Here's the "World's Biggest Bookstore," which some research revealed isn't really the largest bookstore anymore. I didn't find it to be anything special and walked out after a quick browse.
Here's another, Eliot's, that I visited on Yonge Street. It carried mostly very used paperbacks, not the fine/fine first editions I read and collect. About the only book that caught my eye was a yellowed, paperback copy of The Siege of Krishnapur, which was on J.G.'s list. It was $7, but I declined on condition. It turned out to be $7 saved, as she found a beautiful hardback copy at the Florida Antiquarian Book Fair (see her previous post):
I shopped at two other stores.
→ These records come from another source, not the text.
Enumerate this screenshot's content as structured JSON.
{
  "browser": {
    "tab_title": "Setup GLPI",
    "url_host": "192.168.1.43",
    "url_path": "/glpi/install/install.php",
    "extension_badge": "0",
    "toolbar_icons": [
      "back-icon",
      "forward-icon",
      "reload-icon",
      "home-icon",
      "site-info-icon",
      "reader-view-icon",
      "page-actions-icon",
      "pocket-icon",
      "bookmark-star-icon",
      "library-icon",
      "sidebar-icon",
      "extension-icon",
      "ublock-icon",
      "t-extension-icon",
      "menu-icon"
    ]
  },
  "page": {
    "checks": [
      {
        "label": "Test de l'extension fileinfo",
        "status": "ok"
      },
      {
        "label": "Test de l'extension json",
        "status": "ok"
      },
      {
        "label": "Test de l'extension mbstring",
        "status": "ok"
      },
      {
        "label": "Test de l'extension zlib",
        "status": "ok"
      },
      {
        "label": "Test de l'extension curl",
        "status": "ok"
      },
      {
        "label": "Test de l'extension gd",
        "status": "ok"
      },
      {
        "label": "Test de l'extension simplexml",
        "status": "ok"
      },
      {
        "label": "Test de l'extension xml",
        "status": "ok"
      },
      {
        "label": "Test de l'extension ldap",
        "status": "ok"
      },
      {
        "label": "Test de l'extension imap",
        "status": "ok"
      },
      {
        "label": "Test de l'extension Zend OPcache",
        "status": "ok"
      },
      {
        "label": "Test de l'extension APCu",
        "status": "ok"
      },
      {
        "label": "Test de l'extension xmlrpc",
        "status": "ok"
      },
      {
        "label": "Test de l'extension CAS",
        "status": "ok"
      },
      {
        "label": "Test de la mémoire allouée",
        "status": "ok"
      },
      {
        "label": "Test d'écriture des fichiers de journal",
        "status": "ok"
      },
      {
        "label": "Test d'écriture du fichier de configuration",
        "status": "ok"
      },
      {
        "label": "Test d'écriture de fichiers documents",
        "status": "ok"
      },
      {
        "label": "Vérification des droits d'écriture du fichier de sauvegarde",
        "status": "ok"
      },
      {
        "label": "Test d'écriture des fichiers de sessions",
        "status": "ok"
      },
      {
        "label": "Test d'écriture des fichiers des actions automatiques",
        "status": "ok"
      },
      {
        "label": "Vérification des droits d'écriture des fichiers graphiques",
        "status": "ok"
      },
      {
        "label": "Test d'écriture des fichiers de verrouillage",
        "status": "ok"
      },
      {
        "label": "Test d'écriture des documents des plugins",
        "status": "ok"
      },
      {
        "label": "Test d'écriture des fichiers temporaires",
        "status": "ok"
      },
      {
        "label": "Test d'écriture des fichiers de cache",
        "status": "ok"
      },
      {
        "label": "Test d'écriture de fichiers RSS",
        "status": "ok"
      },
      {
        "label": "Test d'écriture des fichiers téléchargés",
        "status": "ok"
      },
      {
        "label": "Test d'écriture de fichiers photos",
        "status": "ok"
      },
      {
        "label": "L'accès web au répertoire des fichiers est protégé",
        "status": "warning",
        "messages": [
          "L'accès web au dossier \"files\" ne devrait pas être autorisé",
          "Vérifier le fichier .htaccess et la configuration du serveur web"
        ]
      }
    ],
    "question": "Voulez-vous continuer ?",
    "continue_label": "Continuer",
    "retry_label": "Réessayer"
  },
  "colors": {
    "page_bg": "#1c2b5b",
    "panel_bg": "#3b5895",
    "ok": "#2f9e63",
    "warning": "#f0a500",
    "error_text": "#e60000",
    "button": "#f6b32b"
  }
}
One belonged to a high-end dealer who specialized in leather-bound books. The other was a place on Queen Street owned by a man named Temple. No photo of it as one enters his store through a narrow, streetside doorway and climbs a long flight of stairs. He had a few books, slightly overpriced, that interested me. And he told me his uncle was Johnny Temple, a pretty good shortstop for the Cincinnati Reds back in the 1950s and early 60s. But I walked out empty-handed.
I'll be returning to Toronto on a baseball trip in June, when the weather should be warmer and bookstore exploration is more conducive to my Florida blood. As always, I'll expertly pack my suitcase so that it weighs 45 to 46 lbs., allowing me a few pounds to play with when it comes to buying books and bringing them home.